Presque toutes les villes possédaient des hôpitaux ou maisons-Dieu. Ces établissements étaient administrés, soit par les communautés, soit par des ordres religieux. La maison-Dieu de Bar-le-Duc avait été fondée au moyen âge, dès le XIIème siècle au moins. L’hôpital était dirigé par un administrateur et un gouverneur, désignés par l’assemblée générale des habitants. Il subit les malheurs des guerres du xvII" siècle, il fut restauré en 1701 par Charles d’Alençon, président de la Chambre des comptes de Bar. En 1716, les sœurs de la Congrégation de St-Charles furent chargées du service de l’hospice. Les établissements charitables secouraient, comme de nos jours, les malades, les infirmes et les pauvres. Voici un extrait du règlement des pauvres de l’hôpital de Bar-le-Duc du 1er septembre 1729. C’est un document précieux pour l’histoire de la vie privée du XVIIIème siècle.

 

Art. 1. — Quand un pauvre voudra entrer dans l’hôpital de cette ville, il lui sera fait lecture du présent règlement auquel il sera tenu de se conformer, et de se soumettre aux règles qui lui seront prescrites.

Art. 2. — Lorsqu’il sera admis audit hôpital, il sera tenu de vivre en paix et union avec ses ressources, et pour se disposer de bien vivre il sera tenu d’une confession générale et de s’approcher des sacrements en entrant, de se confesser et approcher des mêmes sacrements tous les mois, de même que tous les autres associés, afin d’obtenir du Seigneur les secours dont ils ont besoin, que si quelqu'un manquait d’y satisfaire, la sieur pourra avertir, pour une première fois, le receveur ou directeur pour faire rentrer le défaillant dans son service, pour en cas de récidive être mis en prison, au pain et à l’eau, et pour une troisième fois chassé dudit hôpital.

Art. 3. — Tous les pauvres seront soumis aux ordres qui leur seront donnés par les sœurs dudit hôpital et leur obéiront en tout ce qu’elles leur commanderont sans aucune réplique ni répartie de leur part, à peine de pénitence qui leur sera imputée par une desdites sœurs lors de leur repas et en public.

Art. 4. — Aucun des pauvres ne pourra sortir en aucun temps dudit hôpital sans la permission expresse d’une des sœurs à peine de privation de leur portion, et d’une pénitence publique, pour la première fois, de plus grandes peines, pour la seconde, et pour la troisième, d’être expulsé dudit hôpital.
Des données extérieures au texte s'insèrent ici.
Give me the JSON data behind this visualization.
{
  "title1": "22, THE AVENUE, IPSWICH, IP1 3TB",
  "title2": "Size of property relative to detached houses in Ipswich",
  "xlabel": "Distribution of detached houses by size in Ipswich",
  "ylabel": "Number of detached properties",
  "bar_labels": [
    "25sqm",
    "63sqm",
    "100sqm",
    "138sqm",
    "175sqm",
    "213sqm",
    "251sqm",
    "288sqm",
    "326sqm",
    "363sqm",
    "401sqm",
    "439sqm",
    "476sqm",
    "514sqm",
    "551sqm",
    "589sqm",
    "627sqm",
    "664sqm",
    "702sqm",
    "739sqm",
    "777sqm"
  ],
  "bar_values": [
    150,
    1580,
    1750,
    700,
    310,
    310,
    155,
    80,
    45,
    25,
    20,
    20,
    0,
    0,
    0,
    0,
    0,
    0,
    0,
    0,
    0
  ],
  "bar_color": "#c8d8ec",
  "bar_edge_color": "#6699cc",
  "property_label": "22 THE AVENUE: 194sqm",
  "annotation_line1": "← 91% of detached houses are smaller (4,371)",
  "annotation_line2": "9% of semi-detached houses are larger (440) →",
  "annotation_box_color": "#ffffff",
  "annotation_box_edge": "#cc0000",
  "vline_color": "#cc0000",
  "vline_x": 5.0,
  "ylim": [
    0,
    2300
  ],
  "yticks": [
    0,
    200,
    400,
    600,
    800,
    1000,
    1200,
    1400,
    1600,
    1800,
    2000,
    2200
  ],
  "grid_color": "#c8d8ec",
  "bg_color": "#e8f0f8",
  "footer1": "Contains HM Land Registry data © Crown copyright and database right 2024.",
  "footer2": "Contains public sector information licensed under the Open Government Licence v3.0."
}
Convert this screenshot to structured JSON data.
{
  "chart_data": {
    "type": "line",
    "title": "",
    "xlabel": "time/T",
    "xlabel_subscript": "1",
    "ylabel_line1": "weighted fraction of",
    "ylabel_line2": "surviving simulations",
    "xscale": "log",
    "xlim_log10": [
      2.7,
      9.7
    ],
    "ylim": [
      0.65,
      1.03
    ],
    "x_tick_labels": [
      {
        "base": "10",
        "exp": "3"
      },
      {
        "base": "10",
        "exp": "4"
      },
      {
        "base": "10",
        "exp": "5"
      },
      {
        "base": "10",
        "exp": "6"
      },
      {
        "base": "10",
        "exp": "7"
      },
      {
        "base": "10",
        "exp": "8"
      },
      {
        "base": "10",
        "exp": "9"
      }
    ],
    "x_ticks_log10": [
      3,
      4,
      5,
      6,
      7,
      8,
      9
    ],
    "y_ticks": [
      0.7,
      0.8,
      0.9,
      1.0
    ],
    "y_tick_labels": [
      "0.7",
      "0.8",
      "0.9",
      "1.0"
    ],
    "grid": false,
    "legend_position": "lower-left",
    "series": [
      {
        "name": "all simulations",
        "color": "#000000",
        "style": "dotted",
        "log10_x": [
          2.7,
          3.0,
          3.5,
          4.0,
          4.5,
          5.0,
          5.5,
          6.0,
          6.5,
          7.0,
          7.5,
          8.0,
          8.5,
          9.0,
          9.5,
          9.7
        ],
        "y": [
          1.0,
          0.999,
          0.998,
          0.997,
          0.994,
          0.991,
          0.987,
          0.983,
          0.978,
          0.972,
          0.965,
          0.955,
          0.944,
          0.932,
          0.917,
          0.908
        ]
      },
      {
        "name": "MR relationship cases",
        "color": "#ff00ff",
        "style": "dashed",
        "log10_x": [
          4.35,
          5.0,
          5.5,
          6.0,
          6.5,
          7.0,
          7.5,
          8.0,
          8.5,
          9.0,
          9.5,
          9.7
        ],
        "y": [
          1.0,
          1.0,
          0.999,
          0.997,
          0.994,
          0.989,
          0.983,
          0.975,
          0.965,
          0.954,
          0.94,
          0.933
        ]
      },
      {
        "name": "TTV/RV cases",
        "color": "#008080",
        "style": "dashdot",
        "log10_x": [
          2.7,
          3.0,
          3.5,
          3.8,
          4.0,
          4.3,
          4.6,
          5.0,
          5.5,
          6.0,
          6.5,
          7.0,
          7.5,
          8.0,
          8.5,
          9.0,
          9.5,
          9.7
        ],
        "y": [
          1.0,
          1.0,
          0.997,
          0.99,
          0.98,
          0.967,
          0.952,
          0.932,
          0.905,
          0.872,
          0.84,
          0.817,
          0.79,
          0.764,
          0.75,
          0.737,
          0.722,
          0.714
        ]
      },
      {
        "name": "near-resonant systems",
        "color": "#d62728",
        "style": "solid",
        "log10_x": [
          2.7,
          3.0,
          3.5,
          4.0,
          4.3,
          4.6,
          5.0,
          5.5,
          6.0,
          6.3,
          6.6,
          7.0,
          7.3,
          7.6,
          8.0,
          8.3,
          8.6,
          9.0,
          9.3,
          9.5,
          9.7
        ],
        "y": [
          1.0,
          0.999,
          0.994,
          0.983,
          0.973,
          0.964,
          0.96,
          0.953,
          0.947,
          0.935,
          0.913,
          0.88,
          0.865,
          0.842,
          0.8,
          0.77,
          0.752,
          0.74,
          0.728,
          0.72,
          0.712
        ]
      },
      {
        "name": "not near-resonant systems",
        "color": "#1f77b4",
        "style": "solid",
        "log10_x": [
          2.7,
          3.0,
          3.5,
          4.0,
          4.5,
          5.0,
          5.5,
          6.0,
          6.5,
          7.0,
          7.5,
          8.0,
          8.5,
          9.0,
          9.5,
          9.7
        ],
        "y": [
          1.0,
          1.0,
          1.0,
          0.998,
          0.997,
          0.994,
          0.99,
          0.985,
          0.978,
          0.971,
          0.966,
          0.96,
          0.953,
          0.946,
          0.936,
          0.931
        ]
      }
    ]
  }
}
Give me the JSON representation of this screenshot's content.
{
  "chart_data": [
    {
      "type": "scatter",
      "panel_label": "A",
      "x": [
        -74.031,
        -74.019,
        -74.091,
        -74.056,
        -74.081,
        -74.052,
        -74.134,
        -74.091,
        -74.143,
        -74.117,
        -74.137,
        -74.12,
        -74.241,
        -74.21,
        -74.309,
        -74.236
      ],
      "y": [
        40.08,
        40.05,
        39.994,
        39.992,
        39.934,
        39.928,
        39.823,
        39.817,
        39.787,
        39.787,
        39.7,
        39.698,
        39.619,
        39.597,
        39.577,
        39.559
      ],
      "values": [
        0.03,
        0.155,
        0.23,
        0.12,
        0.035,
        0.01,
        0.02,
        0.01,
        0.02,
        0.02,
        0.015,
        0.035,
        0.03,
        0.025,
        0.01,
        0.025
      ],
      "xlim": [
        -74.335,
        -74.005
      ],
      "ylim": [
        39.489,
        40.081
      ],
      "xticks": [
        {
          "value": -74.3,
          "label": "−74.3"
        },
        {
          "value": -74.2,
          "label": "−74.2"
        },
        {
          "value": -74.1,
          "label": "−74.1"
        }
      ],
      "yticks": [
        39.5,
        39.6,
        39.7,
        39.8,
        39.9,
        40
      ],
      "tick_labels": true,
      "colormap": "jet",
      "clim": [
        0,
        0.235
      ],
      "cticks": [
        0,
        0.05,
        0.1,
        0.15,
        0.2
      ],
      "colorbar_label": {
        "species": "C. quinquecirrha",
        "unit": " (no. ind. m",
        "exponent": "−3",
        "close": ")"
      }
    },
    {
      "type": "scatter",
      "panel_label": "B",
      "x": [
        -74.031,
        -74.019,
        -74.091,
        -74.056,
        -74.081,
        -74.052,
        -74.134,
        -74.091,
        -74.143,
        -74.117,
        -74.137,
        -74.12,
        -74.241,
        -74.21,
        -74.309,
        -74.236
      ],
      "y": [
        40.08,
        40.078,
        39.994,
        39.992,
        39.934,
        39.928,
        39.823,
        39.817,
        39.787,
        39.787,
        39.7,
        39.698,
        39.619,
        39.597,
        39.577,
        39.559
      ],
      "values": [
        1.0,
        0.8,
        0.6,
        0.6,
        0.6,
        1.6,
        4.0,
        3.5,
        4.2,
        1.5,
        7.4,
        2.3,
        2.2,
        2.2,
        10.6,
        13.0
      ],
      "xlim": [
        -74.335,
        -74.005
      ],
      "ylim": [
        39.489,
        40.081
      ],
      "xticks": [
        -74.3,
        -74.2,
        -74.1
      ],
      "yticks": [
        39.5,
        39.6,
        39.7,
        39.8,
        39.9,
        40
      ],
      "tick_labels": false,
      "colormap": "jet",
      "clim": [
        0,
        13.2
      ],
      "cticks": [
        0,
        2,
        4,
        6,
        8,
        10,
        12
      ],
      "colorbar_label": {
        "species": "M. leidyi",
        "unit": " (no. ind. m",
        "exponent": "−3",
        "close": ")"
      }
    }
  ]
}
A l’effet de quoi les directeurs seront avertis de leurs désobéissances.

Art. 5. — Quand un pauvre entrera dans ledit hôpital, il mettra entre les mains des sœurs tous les effets et meubles qu’il pourra avoir, desquels il sera dressé un mémoire, ne lui sera loisible ni permis de transporter ni donner aucune chose de ladite maison sans permission desdites sœurs à peine d’être expulsé.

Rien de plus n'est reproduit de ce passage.